The boys fell asleep during rest time today for the first time in weeks, and I rushed them awake at 4:30 knowing we were running out of sunlight and they needed to stretch their legs at the park.
I was slightly annoyed already. Husband is gone for the week, so I’m playing the single parent gig. And PMSing.
Doodlebug got out of bed at the mention of the park, pottied, and got shoes on like it was no big deal. (This is totally a big deal as parenting him lately has been
total torture difficult.)
Stinkbug whined, complained, cried, and protested. He didn’t want the shirt I picked. He didn’t want to change out of his shorts. He didn’t want socks. He wanted his new shoes. He didn’t have to go potty right then. FOR. THE. LOVE.
I kept it together (for the most part), and warned him he was going to miss out on playtime. Then I ticked off the minutes he would sit out each time he complained or argued. Six minutes of time-out promised. More crying and complaining.
Finally. Out the door. To the park. I started a timer for Stink’s timeout and at first he watched the seconds tick down. Then he settled back on the bench. By the time the buzzer sounded, he crawled in my lap and announced he didn’t want to play. I tried to convince him to run, slide, chase, swing but he stuck to his guns. No playing today. Whatever, dude.
A few moments later an older lady was walking through the park and staring at Stinkbug. Like a little awkwardly. I worried that I knew her, but I could not for the life of me remember where I would know her from. When she was standing directly in front of me (still staring straight at Stink) she said, “I can’t stop looking at him. He looks just like my son did. My son had blond hair like this. He looked just like this.” She reached out and stroked Stinkbug’s hair and I swear she was somewhere else behind her clear eyes.
“He’s thirty eight now.” She shook her head as if to shake herself from the dream she was re-living. “The time passes so fast.” She said it more to herself than to me and gave Stinkbug one last pat before heading off into the fading daylight.

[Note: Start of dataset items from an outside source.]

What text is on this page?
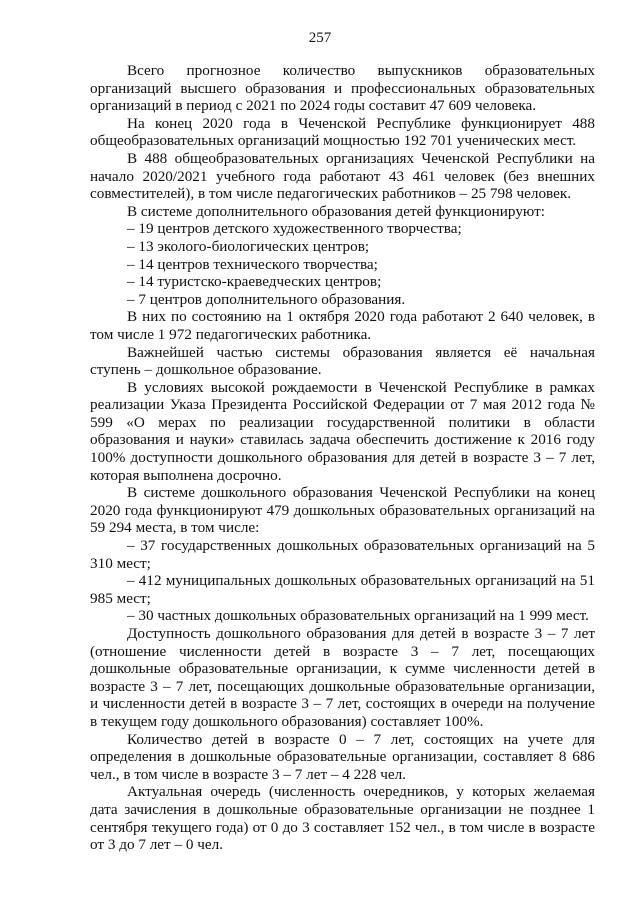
257

Всего прогнозное количество выпускников образовательных организаций высшего образования и профессиональных образовательных организаций в период с 2021 по 2024 годы составит 47 609 человека.

На конец 2020 года в Чеченской Республике функционирует 488 общеобразовательных организаций мощностью 192 701 ученических мест.

В 488 общеобразовательных организациях Чеченской Республики на начало 2020/2021 учебного года работают 43 461 человек (без внешних совместителей), в том числе педагогических работников – 25 798 человек.

В системе дополнительного образования детей функционируют:

– 19 центров детского художественного творчества;

– 13 эколого-биологических центров;

– 14 центров технического творчества;

– 14 туристско-краеведческих центров;

– 7 центров дополнительного образования.

В них по состоянию на 1 октября 2020 года работают 2 640 человек, в том числе 1 972 педагогических работника.

Важнейшей частью системы образования является её начальная ступень – дошкольное образование.

В условиях высокой рождаемости в Чеченской Республике в рамках реализации Указа Президента Российской Федерации от 7 мая 2012 года № 599 «О мерах по реализации государственной политики в области образования и науки» ставилась задача обеспечить достижение к 2016 году 100% доступности дошкольного образования для детей в возрасте 3 – 7 лет, которая выполнена досрочно.

В системе дошкольного образования Чеченской Республики на конец 2020 года функционируют 479 дошкольных образовательных организаций на 59 294 места, в том числе:

– 37 государственных дошкольных образовательных организаций на 5 310 мест;

– 412 муниципальных дошкольных образовательных организаций на 51 985 мест;

– 30 частных дошкольных образовательных организаций на 1 999 мест.

Доступность дошкольного образования для детей в возрасте 3 – 7 лет (отношение численности детей в возрасте 3 – 7 лет, посещающих дошкольные образовательные организации, к сумме численности детей в возрасте 3 – 7 лет, посещающих дошкольные образовательные организации, и численности детей в возрасте 3 – 7 лет, состоящих в очереди на получение в текущем году дошкольного образования) составляет 100%.

Количество детей в возрасте 0 – 7 лет, состоящих на учете для определения в дошкольные образовательные организации, составляет 8 686 чел., в том числе в возрасте 3 – 7 лет – 4 228 чел.

Актуальная очередь (численность очередников, у которых желаемая дата зачисления в дошкольные образовательные организации не позднее 1 сентября текущего года) от 0 до 3 составляет 152 чел., в том числе в возрасте от 3 до 7 лет – 0 чел.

I felt my eyes filling with tears as I imagined my son as a thirty eight year old man with his own life, his own problems, his own family. I squeezed Stinkbug a little closer and breathed in little boy scent radiating off his sweet blond head.
The days can be hard (especially when my husband is out of town!), but I don’t ever want to wish this away. I don’t want to hold regrets in my heart when I see children playing on the playground near my house thirty years from now. I want to smile at the beautiful memories, laugh with fondness over the messiness of this find-your-shoes, i-need-to-go-potty, we-forgot-the-book-bag, can-i-have-a-snack season of life.
I’m thankful for a little perspective today. These kids? A gift without comparison. These days? Messy, but precious beyond description. These few years? Fleeting. Flying. Never waiting. Never slowing.